Convidamos  a todos para a Cerimônia de entrega de moção honrosa ao Instituto Histórico da Baixada de Jacarepaguá (IHBAJA) por serviços prestados na área de pesquisa, preservação e divulgação da memória, história, patrimônios culturais e históricos da Região da Baixada de Jacarepaguá.
Em tempos de inúmeras mudanças e intervenções no bairro, com a crescente urbanização e transformação do espaço, impactos em sociedade tradicionais como as quilombolas e de luta dos movimentos sociais da região, o trabalho do IHBAJA é bem-vindo como forma de reflexão da história local e elaboração de propostas de caminhos para o futuro de Jacarepaguá.
Dessa forma, o vereador Brizola Neto oferece ao IHBAJA a moção honrosa por suas atividades.

PROGRAMAÇÃO:
- 10h.
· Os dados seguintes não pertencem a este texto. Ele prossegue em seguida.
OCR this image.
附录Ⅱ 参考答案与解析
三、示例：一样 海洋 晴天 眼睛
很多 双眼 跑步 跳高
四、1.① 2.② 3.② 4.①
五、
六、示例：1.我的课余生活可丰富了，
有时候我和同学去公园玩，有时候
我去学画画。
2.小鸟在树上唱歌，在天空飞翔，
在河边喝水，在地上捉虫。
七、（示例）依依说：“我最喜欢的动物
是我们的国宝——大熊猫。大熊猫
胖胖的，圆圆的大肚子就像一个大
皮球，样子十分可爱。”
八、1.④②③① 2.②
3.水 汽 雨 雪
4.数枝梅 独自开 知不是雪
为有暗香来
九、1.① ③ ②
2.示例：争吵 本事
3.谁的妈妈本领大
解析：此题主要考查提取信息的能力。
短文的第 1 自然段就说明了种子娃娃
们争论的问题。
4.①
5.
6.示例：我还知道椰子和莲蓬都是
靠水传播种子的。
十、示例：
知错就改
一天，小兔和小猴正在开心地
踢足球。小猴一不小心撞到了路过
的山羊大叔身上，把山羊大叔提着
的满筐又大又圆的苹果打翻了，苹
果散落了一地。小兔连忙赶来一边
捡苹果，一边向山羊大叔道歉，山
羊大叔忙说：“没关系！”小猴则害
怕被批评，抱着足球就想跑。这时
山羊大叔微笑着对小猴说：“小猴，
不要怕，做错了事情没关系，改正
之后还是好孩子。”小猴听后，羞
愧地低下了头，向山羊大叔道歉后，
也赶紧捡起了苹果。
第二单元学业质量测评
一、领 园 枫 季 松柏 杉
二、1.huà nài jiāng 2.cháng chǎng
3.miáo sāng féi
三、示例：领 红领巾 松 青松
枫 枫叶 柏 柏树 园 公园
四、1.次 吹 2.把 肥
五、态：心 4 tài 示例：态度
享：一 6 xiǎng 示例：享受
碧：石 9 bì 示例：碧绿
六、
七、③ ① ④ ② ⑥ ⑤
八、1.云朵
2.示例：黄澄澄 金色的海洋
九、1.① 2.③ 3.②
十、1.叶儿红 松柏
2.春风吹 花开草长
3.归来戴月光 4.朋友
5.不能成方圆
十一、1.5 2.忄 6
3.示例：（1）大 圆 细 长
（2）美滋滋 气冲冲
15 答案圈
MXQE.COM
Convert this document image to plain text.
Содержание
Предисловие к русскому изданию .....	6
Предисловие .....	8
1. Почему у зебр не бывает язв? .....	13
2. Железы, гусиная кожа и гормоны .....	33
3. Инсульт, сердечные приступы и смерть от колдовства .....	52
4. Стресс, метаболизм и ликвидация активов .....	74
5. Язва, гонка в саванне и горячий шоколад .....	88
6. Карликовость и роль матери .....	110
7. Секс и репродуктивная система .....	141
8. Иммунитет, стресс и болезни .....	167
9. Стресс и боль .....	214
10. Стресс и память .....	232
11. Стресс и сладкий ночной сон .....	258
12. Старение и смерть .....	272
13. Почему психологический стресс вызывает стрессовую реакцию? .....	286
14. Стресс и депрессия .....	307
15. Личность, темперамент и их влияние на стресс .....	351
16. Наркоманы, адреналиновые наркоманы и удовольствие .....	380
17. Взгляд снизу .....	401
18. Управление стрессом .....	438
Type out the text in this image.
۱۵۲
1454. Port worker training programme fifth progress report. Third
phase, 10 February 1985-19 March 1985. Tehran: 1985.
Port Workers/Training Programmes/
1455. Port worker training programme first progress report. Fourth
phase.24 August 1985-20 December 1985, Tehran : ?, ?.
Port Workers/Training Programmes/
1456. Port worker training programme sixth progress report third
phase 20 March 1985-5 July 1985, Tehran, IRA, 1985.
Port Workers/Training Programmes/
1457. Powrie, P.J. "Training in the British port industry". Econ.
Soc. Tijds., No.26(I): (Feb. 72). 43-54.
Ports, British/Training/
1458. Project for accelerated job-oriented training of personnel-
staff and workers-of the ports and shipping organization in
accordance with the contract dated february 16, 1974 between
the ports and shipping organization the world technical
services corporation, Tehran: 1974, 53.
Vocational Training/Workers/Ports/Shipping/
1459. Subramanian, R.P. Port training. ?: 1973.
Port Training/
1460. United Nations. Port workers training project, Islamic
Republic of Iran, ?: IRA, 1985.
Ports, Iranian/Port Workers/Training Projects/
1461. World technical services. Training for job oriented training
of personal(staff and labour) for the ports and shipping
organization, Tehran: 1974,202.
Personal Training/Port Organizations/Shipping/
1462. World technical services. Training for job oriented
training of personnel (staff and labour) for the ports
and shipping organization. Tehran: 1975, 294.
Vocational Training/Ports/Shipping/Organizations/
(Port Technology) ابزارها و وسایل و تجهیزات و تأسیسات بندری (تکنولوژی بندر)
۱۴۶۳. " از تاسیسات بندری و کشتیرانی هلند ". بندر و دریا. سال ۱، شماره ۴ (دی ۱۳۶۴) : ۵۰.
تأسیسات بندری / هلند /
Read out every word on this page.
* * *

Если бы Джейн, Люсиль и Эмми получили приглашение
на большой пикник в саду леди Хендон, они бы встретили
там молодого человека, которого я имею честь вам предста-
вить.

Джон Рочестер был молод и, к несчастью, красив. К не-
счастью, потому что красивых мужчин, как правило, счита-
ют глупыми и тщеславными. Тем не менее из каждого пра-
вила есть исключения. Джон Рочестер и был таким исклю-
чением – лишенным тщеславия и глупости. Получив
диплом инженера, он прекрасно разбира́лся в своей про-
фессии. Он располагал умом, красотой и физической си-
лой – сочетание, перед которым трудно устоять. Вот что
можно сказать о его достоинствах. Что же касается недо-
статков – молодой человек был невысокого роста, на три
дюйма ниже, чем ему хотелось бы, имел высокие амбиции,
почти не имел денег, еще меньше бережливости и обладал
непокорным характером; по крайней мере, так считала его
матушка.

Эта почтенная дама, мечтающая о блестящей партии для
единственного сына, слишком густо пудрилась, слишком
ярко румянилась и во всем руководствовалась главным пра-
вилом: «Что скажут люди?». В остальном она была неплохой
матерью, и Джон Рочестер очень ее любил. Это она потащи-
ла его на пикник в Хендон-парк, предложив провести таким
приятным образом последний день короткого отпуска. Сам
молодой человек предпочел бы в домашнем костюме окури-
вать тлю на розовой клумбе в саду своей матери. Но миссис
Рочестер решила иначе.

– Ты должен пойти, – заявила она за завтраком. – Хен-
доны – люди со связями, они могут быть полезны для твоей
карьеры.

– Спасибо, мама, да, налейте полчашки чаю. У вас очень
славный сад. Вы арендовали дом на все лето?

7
Abertura com um filme de Brizola.
- 10h05. Exposição do vereador Leonel Brizola sobre a trajetória política de seu avô.
- 10h30. Outro filme com Brizola.
- 10h35. Abertura da palavra para os convidados.
- 11h. Outro filme com Brizola.
- 11h05. Início da homenagem ao IHBAJA com a palavra do vereador.
- 11h08. Palavra do representante do IHBAJA.
- 11h35. Entrega da Moção e fotos.
- 11h40. Encerramento.



Estamos felizes pelo reconhecimento e aguardamos a todos para comemorar conosco!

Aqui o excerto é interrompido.